Note that vector equation of $l_2$ is $$(a,b)+t(1,-\frac{1}{m}),$$ where $t \in \mathbb{R}$. The intersection point, say $A^{'}$ between $l_1$ and $l_2$ can be found using the equation $t(1,-\frac{1}{m})=m(a,b)$.

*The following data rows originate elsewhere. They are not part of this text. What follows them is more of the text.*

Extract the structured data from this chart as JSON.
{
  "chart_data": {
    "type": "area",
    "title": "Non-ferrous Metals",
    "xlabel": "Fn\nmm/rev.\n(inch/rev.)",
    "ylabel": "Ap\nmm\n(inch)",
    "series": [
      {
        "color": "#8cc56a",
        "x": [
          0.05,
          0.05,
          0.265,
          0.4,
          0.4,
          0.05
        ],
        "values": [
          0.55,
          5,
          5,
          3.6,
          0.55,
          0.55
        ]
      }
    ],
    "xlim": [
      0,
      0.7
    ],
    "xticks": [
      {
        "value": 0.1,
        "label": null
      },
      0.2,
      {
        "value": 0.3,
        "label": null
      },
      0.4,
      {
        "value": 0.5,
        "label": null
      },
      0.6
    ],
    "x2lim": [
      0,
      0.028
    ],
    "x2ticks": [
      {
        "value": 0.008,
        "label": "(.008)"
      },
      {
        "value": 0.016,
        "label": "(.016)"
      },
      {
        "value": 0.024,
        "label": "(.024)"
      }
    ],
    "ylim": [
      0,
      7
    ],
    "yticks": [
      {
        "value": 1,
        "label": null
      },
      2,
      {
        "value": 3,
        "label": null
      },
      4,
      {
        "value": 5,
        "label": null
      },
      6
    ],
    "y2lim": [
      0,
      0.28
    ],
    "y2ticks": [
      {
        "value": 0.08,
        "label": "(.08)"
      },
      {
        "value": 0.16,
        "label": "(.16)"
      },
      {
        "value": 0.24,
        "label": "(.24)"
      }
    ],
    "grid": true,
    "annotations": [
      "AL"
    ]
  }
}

Solving the equation gives us $$t=\frac{m(b-ma)}{m^2+1}$$. Hence, $A^{'}$ can be denoted as $$(a,b)+\frac{m(b-ma)}{m^2+1}(1,-\frac{1}{m})=\left(a+\frac{m(b-ma)}{m^2+1}, b-\frac{b-ma}{m^2+1} \right) = \left( \frac{a+mb}{m^2+1}, \frac{m(a+mb)}{m^2+1} \right)$$

Hence, $M$ can be found using the equation $$M\left( \begin{array}{c} a\\ b \end{array} \right)= \left( \begin{array}{c} \frac{a+mb}{m^2+1}\\ \frac{m(a+mb)}{m^2+1} \end{array} \right)= \left( \begin{array}{c} \frac{1}{m^2+1}\\ \frac{m}{m^2+1} \end{array} \right)a + \left( \begin{array}{c} \frac{m}{m^2+1}\\ \frac{m^2}{m^2+1} \end{array} \right)b$$

Hence, the matrix $M$ is $$\begin{pmatrix} \frac{1}{m^2+1} & \frac{m}{m^2+1}\\ \frac{m}{m^2+1} & \frac{m^2}{m^2+1} \end{pmatrix}$$

Answer 2

suppose $A=(a,b)$, because you want the project of $A$ on the line $y=4x$, $A$ should be on a line which is perpendiculaire to the known line. So the tangent of the new line is $-1/4$. Then the points on the new line could be expressed as $A+t(1,-1/4)=(a+t,b-t/4)$. The project of $A$ on the line is denoted by $A'$, then there should be some $t$ satisfying $A'=(a+t,b-t/4)$. $A'$ is on the line $y=4x$, so $b-t/4=4a+4t$, thus $t=4(b-4a)/17$. then $$A'=(a+t,b-\frac{t}{4})=(\frac{4b+a}{17},\frac{4a+16b}{17})$$ We would find a matrix that satisfies $A'=MA$, that is $$\begin{pmatrix}\frac{4b+a}{17}\\\frac{4a+16b}{17}\end{pmatrix}=M\begin{pmatrix}a\\b\end{pmatrix}$$ So$$M=\begin{pmatrix}\frac{1}{17} & \frac{4}{17}\\\frac{4}{17} & \frac{16}{17}\end{pmatrix}\approx\begin{pmatrix}0.0588 & 0.2353\\0.2353 & 0.9412\end{pmatrix}$$ This is the solution.